Nach dem Antigorio Tal befindet sich das Formazza Tal: es erstreckt sich von Foppiano bis Riale, wo kleine Dörfer Walser Ursprungs liegen. Die wurden im 13. Jahrhundert von den Walsern gegründet, eine alemannische Bevölkerung, die aus der Schweiz kam und sich in dem Oberen Tal ansiedelte. Die Walser prägten mit ihrem Werk und Leben die Architektur, die Traditionen und Bräuche dieser kleinen Dörfer. Ein kulturelles und kostbares Erbe, die in den Namen der Ortschaften, die in der alten deutschen Sprache, d. h. Titsch, geschrieben sind, sichtbar ist: Foppiano (Undrumstaldä), Antillone (Puneigä), Fondovalle (Schtafuwald), Chiesa (Matta), San Michele (Tuffald), Valdo (Wald), Ponte (Zum Schtäg), Brendo (In dä Brendu), Grovella (Gurfälu), Canza (z Früduwald), Sottofrua (Unnerfrütt), Cascata (Uf-ä- Frütt) e Riale (Z Chärbäch).

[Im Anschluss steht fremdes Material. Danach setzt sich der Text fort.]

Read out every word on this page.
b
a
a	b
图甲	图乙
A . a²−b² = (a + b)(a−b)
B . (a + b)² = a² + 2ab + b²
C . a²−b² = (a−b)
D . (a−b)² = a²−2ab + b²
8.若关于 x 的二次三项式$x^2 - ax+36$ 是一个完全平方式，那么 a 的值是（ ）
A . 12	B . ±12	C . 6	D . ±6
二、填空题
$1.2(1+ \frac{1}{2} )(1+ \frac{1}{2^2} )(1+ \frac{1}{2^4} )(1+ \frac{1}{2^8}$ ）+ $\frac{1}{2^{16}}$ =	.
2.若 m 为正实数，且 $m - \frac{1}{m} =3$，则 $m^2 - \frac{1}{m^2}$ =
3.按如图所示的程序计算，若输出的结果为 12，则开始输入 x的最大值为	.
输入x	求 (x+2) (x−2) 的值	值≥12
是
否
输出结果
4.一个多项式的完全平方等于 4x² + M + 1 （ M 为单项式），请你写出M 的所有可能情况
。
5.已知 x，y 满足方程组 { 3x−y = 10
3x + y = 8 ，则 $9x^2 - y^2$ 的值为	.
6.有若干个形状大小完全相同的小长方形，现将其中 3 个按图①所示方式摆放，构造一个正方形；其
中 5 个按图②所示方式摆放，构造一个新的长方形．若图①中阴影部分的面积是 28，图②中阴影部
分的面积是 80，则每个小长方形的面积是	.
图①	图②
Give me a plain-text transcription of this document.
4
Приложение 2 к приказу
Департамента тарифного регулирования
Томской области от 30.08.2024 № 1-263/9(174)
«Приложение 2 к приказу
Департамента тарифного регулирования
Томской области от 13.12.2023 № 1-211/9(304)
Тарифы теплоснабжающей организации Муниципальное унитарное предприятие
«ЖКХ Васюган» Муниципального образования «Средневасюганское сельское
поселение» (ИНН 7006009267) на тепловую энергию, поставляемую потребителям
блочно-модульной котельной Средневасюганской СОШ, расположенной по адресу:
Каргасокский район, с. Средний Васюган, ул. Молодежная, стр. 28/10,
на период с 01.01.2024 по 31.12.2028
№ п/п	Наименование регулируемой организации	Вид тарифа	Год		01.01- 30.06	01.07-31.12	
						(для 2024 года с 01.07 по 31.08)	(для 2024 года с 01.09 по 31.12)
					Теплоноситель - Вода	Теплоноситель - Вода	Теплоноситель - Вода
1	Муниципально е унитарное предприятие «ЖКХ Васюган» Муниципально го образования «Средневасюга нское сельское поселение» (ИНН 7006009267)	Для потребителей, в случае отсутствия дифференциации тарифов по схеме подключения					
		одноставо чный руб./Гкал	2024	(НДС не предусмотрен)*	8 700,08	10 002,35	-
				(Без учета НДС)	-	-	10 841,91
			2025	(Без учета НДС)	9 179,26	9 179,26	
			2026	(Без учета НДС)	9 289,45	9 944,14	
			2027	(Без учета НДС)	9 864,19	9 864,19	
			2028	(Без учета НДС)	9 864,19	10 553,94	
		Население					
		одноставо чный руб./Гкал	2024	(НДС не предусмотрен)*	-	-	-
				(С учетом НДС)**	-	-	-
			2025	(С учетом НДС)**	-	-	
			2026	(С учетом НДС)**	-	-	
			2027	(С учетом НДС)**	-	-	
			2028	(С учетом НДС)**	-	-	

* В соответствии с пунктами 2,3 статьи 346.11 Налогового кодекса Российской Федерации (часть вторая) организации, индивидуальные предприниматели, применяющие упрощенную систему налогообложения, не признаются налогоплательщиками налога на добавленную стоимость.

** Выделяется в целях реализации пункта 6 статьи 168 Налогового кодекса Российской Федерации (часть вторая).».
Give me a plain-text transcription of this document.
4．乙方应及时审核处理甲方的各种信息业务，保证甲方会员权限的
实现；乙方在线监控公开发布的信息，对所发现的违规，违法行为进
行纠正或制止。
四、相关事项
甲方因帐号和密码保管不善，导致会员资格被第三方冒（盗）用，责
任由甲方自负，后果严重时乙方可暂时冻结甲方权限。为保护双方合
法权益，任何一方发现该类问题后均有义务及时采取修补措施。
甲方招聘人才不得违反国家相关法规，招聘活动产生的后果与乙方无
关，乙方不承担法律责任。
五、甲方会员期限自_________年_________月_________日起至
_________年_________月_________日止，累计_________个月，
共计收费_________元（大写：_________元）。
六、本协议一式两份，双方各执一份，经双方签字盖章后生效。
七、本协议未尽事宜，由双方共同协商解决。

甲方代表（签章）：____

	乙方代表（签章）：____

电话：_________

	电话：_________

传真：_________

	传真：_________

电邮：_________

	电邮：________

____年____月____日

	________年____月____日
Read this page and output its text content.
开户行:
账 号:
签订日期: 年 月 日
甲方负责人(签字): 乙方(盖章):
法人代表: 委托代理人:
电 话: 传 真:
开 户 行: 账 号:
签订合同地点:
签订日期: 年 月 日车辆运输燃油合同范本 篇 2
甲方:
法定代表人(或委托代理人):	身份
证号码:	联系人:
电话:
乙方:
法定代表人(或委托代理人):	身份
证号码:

Das Formazza Tal ist eine idealee Mischung zwischen Natur und Kultur. Es ist wegen des wnderbaren Toce Wasserfalls, einer der schönsten Wasser-Sprünge Europas: das Formazza Tal ist aber auch für seine unzähligen, wunderschönen Bergtouren und Skitouren bekannt. Unter seinen unzähligen Sehenswürdigkeiten sind das Walser Museum Casa Forte und die faszinierenden Walser Dörfer von Riale und Valdo zu erwähnen.